Eso sí, mi tío no ponía un pie fuera del barco ni, por supuesto, contestaba preguntas.
Algunos, cuando lo veían, se tapaban la boca con la mano y se iban corriendo. Otros se reían.
La cuestión es que, como muchos no volvían nunca a buscar sus animales, el barco se llenó de tal manera que ya ni caminar tranquilo se podía.
Una noche lo noté raro a mi tío. Dos o tres veces, mientras nos contaba los cuentos, se quedó en silencio, mirándonos a uno por uno con los ojos como cansados.
Pero lo más extraordinario sucedió después, cuando los chicos se fueron y nos quedamos solos.
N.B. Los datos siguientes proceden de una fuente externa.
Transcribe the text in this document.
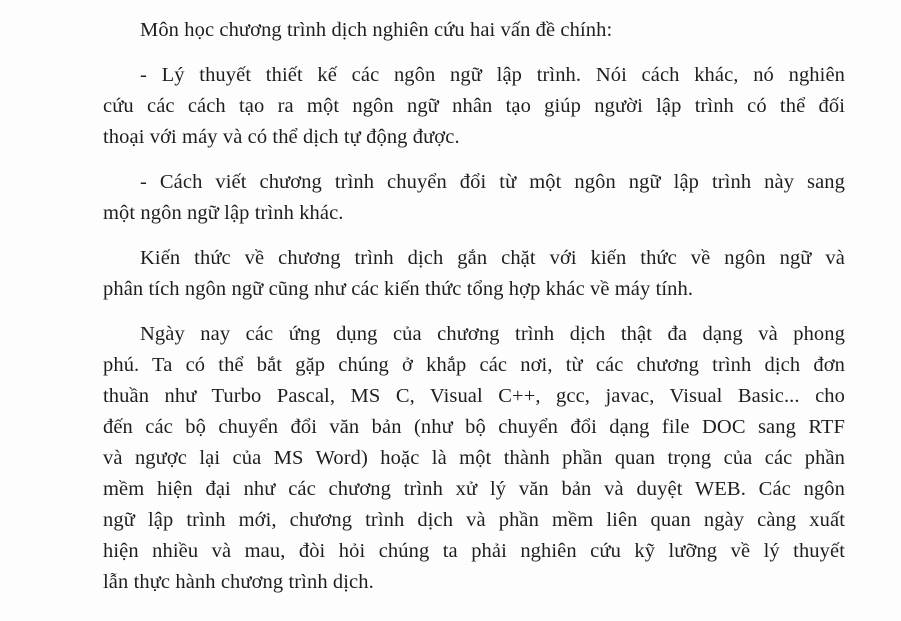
Môn học chương trình dịch nghiên cứu hai vấn đề chính:
- Lý thuyết thiết kế các ngôn ngữ lập trình. Nói cách khác, nó nghiên
cứu các cách tạo ra một ngôn ngữ nhân tạo giúp người lập trình có thể đối
thoại với máy và có thể dịch tự động được.
- Cách viết chương trình chuyển đổi từ một ngôn ngữ lập trình này sang
một ngôn ngữ lập trình khác.
Kiến thức về chương trình dịch gắn chặt với kiến thức về ngôn ngữ và
phân tích ngôn ngữ cũng như các kiến thức tổng hợp khác về máy tính.
Ngày nay các ứng dụng của chương trình dịch thật đa dạng và phong
phú. Ta có thể bắt gặp chúng ở khắp các nơi, từ các chương trình dịch đơn
thuần như Turbo Pascal, MS C, Visual C++, gcc, javac, Visual Basic... cho
đến các bộ chuyển đổi văn bản (như bộ chuyển đổi dạng file DOC sang RTF
và ngược lại của MS Word) hoặc là một thành phần quan trọng của các phần
mềm hiện đại như các chương trình xử lý văn bản và duyệt WEB. Các ngôn
ngữ lập trình mới, chương trình dịch và phần mềm liên quan ngày càng xuất
hiện nhiều và mau, đòi hỏi chúng ta phải nghiên cứu kỹ lưỡng về lý thuyết
lẫn thực hành chương trình dịch.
Entonces yo, de puro distraído, le pregunté sin darme cuenta:
—¿Le pasa algo, tío?
Mi tío Barbapedro, tocándome la cabeza, me dijo:
—Nada, Barbangelito, me siento muy bien hoy... Vaya, vaya a dormir...
No lo podía creer. Por primera vez en la vida, mi tío me había contestado y —lo más extraño— ¡me había llamado por mi nombre!
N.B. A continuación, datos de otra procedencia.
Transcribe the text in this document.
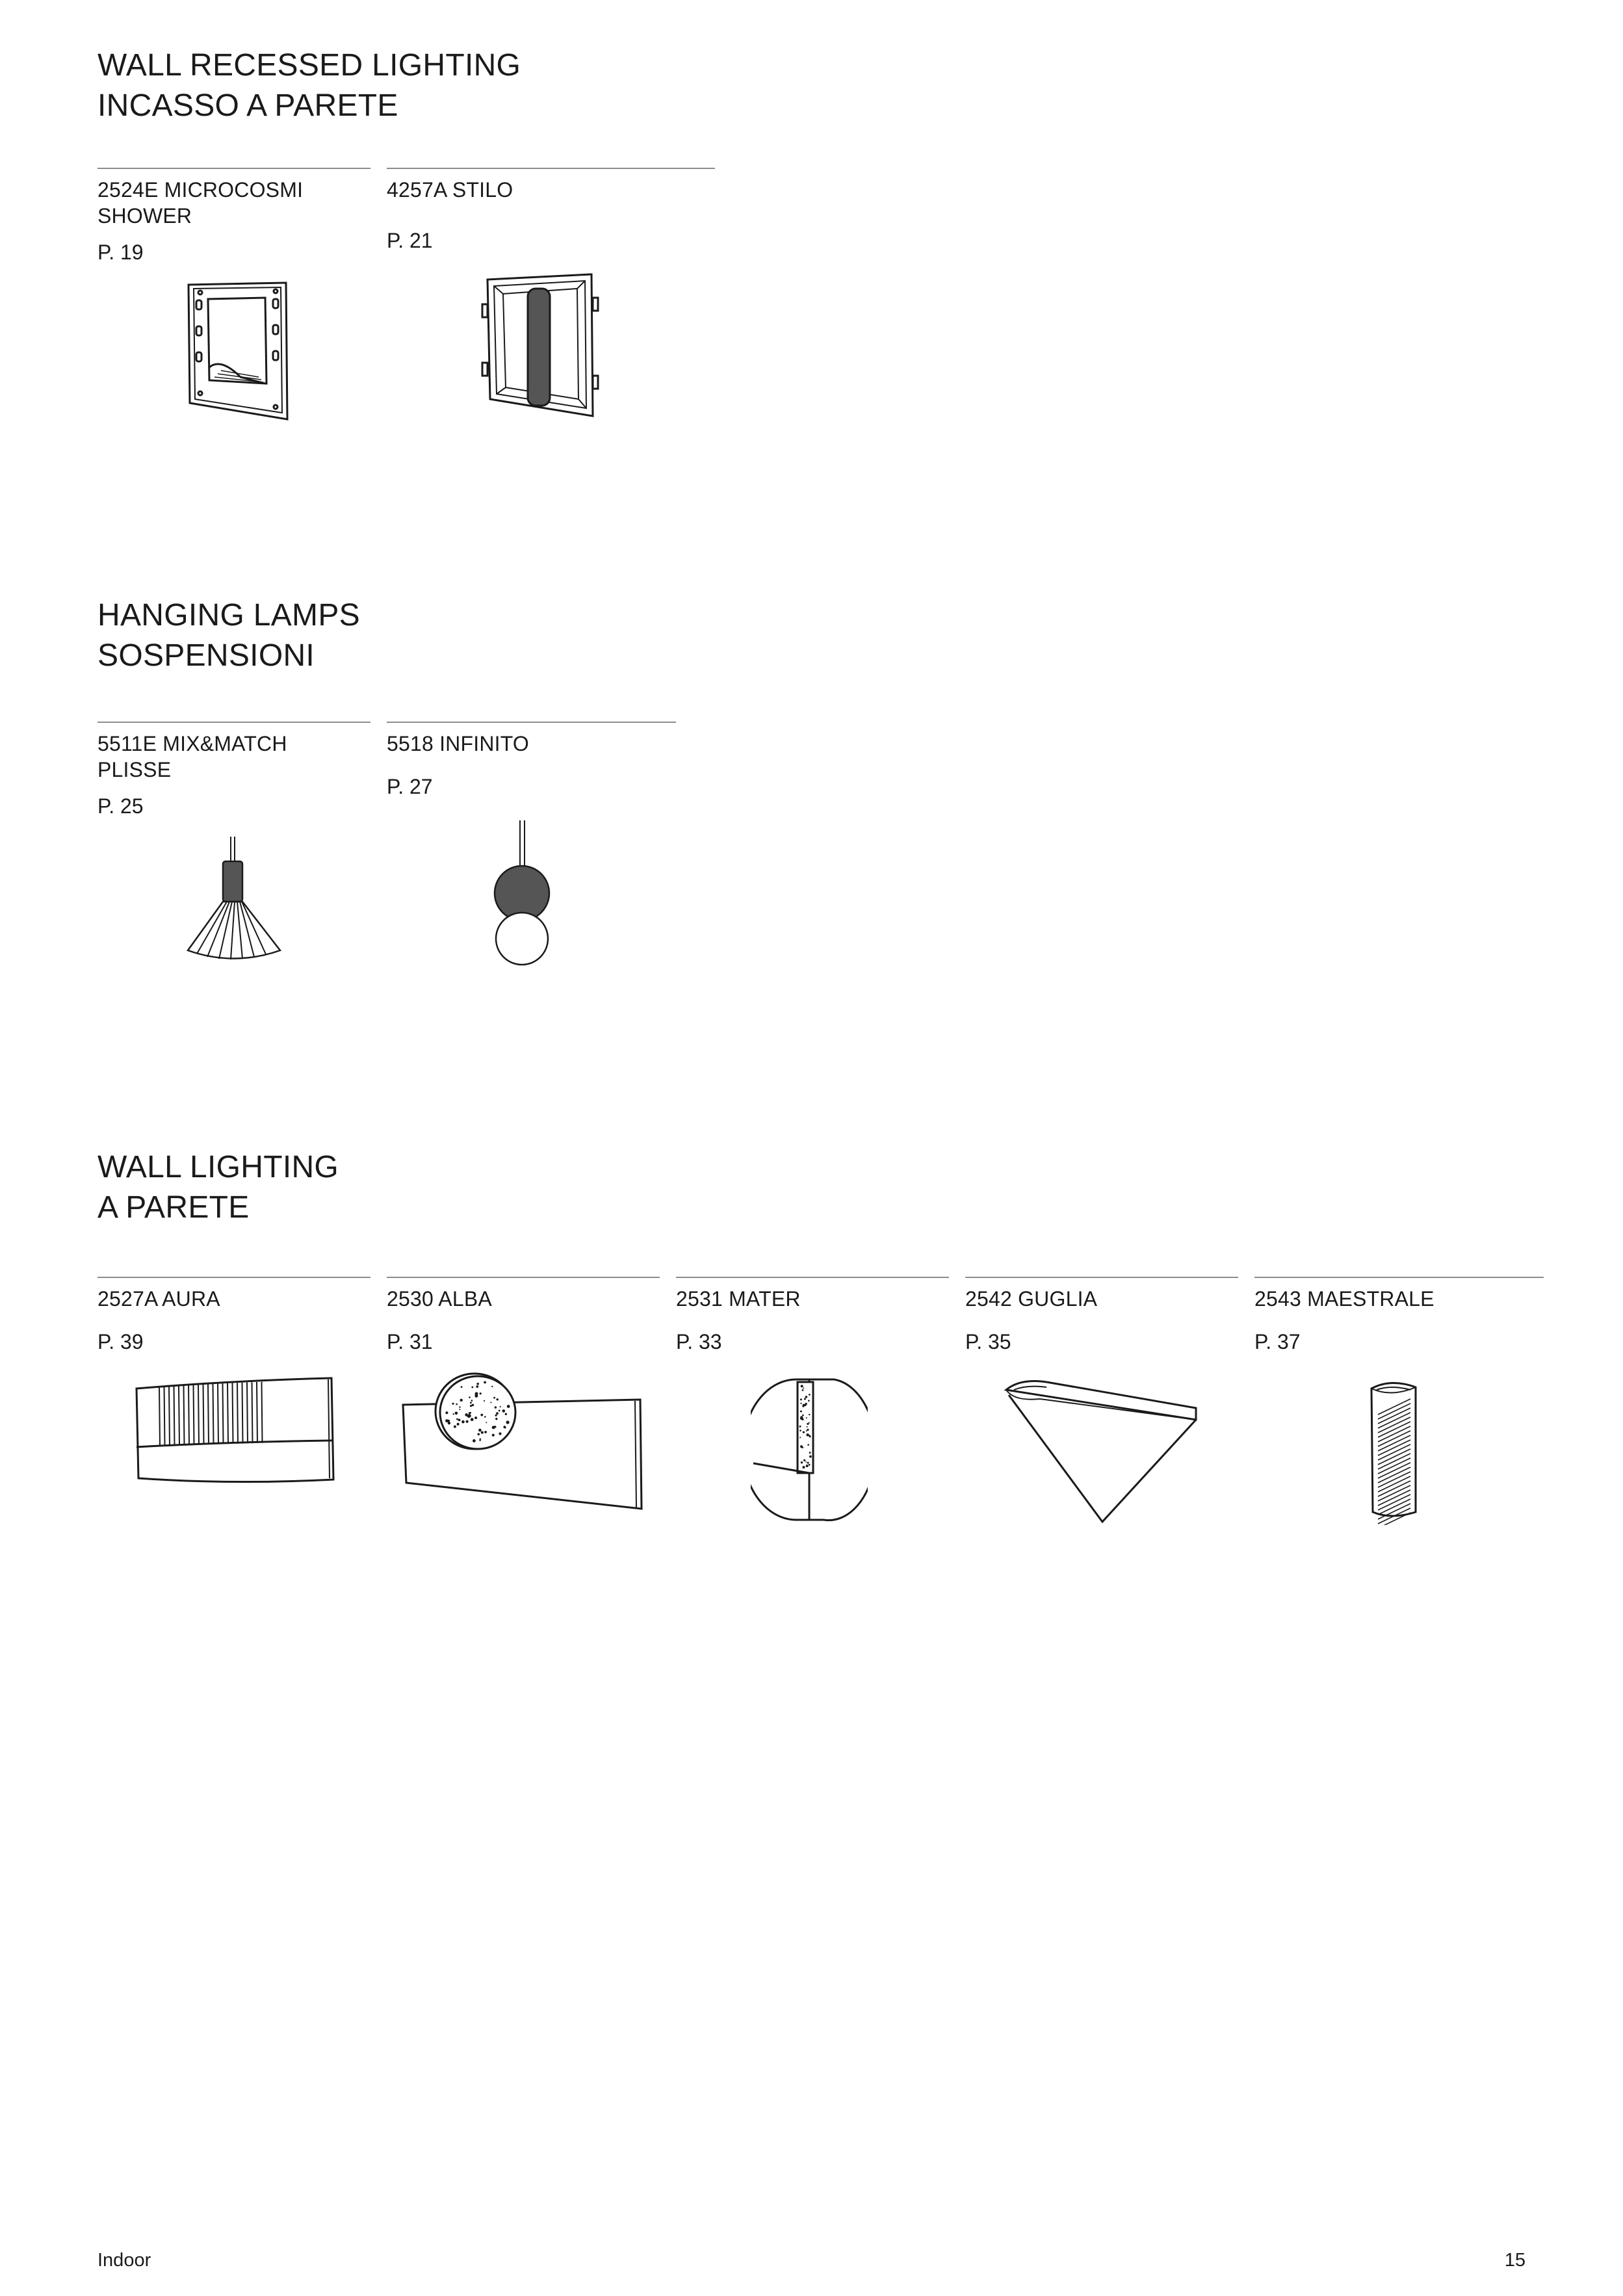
WALL RECESSED LIGHTING
INCASSO A PARETE
2524E MICROCOSMI
SHOWER
P. 19
4257A STILO
P. 21
HANGING LAMPS
SOSPENSIONI
5511E MIX&MATCH
PLISSE
P. 25
5518 INFINITO
P. 27
WALL LIGHTING
A PARETE
2527A AURA
P. 39
2530 ALBA
P. 31
2531 MATER
P. 33
2542 GUGLIA
P. 35
2543 MAESTRALE
P. 37
Indoor	15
Mi tío empezó a encender todas las luces del barco y yo me fui para mi casa.
Caminé por la costa. Al darme vuelta, como hacía siempre, pensé que nunca había visto el barco tan iluminado, ni en Año Nuevo...
Parecía una estrella el barco.
Esa noche no pude dormir.
A la mañana siguiente, bien temprano, me fui para el río.
No me sorprendí. Sabía que el barco ya no estaba.
—Va a volver. Uno de estos días va a volver —decía la gente de La Boca.
Pero yo sabía que mi tío Barbapedro se había perdido para siempre en el río.